KÖPRÜ ve ANADOLU
Köprü bir geçit yeridir. Uzun veya kısa. Çok zaman dar bir geçit yeri. Bir geçici menzil. Köprüde durulmaz, duraklanmaz. Köprüde konaklanmaz. Köprüye yaklaşırken yavaşlanır ve köprüden çabucak geçilir… Köprüler hoştur, güzeldir; insanda, hoş ve güzel duygular, yüksek ve onurlu umutlar yaratır. Köprü, zor ve çetin engelleri aşırtır, hasretlere, umutlara ve özlemlere kavuşturur… Köprüler, dağları birbirine bağlar. Kıtaları birbirine bağlar. Ülkeleri birbirine bağlar. Elleri ve gönülleri birbirine bağlar.
Köprüler değerli ve kıymetlidir. Köprüler önemli ve stratejiktir. Köprüler gözbebeğimizdir… Bizi bizden koparmak isteyen, bizi felç konumuna sokmak isteyen düşman, önce gözbebeklerimize, köprülerimize saldırır. Köprüler için, şarkılar yazılmış, maniler dizilmiş, türküler söylenmiştir. Aşklarımızda köprüler vardır. Kahramanlıklarımızda köprüler vardır. Acı ve tatlı anılarımızda da köprüler vardır.
Anadolu da bir köprüdür. Asya ve Avrupa kıtalarının arasındaki bir köprü. Fakat burası, geçilip gidilecek bir yer değil, kalınıp yaşanacak bir vatandır. Türk’ün vatanıdır. Anadolu halkının vatanıdır. Bizim vatanımızdır. Anadolu’nun köprü olması, Asya ve Avrupa’nın arasında bir bağlantı olmasını ifade eder. Hem fiili bir bağlantı, hem kültür bağlantısı… Orada biz yaşarız. Başkaları bizi oradan kaldıramaz, tepeleyemez, çiğneyemez! Yol geçen hanı değildir, bizim Anadolu’muz. Başkalarının oradan gelip geçişi, sadece bizim müsaademizle ve bizim kurallarımıza, koşullarımıza göredir. Çünkü Anadolu bir yurttur… Her kökenden halkıyla Türk yurdudur… Anadolu, Trakya ile bir ve bütün bir yurttur...
Anadolu’nun içinde de köprüler vardır. O köprüler, bizi birbirimize bağlarlar. Sevgilerimizi pekiştirir, umutlarımızı gerçekleştirirler. Birliğimizi, bütünlüğümüzü ve gücümüzü sağlarlar.

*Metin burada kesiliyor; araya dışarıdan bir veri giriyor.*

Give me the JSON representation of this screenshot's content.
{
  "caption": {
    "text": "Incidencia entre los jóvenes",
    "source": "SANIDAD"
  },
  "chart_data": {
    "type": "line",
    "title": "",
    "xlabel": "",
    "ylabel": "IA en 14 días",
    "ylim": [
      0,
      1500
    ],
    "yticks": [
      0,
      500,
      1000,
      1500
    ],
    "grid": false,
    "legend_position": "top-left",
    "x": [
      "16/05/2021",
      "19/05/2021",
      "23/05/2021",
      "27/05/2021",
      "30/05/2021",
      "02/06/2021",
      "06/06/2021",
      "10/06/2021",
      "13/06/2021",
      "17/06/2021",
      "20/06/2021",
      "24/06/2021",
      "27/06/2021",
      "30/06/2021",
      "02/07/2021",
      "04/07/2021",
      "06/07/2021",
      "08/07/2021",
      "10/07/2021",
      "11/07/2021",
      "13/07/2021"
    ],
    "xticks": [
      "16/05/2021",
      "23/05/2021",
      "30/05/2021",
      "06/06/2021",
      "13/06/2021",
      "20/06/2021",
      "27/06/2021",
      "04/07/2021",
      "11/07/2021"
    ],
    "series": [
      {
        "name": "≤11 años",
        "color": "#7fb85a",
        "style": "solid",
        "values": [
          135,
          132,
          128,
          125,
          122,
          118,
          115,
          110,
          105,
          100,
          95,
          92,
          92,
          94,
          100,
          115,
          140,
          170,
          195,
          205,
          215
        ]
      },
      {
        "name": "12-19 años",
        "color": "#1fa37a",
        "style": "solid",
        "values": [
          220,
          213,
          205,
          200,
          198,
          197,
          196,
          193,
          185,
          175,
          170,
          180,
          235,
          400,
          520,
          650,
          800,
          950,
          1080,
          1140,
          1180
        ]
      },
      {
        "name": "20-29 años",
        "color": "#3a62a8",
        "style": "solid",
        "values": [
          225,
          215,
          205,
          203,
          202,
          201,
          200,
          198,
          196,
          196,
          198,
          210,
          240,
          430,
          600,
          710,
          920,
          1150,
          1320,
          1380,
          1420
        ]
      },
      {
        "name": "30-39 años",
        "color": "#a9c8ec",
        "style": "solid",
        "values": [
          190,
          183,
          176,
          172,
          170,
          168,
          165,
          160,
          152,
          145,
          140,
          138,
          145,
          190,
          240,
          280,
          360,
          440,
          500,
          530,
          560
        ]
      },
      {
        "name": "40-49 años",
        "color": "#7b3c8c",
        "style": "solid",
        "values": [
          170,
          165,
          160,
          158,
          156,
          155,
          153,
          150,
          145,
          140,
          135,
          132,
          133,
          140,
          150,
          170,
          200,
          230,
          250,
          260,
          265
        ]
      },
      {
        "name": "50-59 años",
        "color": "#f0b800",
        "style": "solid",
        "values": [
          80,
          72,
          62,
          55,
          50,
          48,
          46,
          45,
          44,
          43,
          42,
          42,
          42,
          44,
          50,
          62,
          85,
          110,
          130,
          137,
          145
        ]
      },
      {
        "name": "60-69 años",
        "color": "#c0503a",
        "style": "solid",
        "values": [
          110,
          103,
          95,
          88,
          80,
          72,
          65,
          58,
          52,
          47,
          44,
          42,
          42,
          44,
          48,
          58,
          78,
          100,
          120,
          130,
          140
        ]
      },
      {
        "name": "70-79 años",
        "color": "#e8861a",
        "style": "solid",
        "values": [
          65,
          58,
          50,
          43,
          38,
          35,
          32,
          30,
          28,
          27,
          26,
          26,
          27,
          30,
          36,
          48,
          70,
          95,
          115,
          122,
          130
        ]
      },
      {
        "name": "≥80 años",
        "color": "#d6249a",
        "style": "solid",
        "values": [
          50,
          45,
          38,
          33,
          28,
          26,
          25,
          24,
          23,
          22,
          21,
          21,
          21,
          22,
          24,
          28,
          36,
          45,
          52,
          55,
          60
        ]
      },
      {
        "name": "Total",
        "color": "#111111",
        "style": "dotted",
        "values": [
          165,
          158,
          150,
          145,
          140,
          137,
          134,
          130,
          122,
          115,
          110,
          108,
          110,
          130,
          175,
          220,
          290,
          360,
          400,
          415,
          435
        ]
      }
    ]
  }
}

Köprüleri atmak, bizi birbirimizden uzaklaştırır. Bizi, böler, parçalar, yıkar… Anadolu’da köprüler yerinde durmalı! Anadolu’da, sarp, çetin, zor engellerin üzerinde, yeni köprüler kurulmalı! Fiziki köprülerin yanında, gönül köprüleri, sevgi köprüleri kurulmalı... Anadolu’da insanlar, ayrımsız, engelsiz el ele tutuşmalı; birliğe, dirliğe, huzura, kalkınmaya ve yükselişe koşmalı! Köprülerimizi korumaya, yeni köprüler kurmaya ihtiyacımız var. Bir yakadan bir yakaya yankılanan şarkılarımız gibi, bir yakadan bir yakaya akıp giden gönüllerimiz gibi; bir yakadan bir yakaya uzanıp giden köprülerde, birbirine koşup giden insanlara ihtiyacımız var.
Gel anam! Gül anam! Biz Anadolu’da biliştik. Biz Anadolu’da buluştuk. Biz birbirimize Anadolu’da kavuştuk! Anadolu bizim bayram yerimiz… Anadolu’da bizim ak akça, pak pakça sütümüz var, ayranımız var. Anadolu’da bizim, bitmez tükenmez bayramımız var.
Gel bacım! Gül bacım! Anadolu’da bizim düğünümüz var… Gel yiğidim! Gül yiğidim! Anadolu’da bizim ekmeğimiz, suyumuz, öğünümüz var… Anadolu bizim vatanımız! Anadolu’da bizim şerefimiz, şanımız, onurumuz, haysiyetimiz var. Anadolu’da bizim özgürlüğümüz var... İşte Anadolu böyle kendine has, güzel bir köprü, hoş bir vatandır. Onu bize zindan edenler oğmasın!
Anadolu bizim! Anadolu bizim anavatanımız!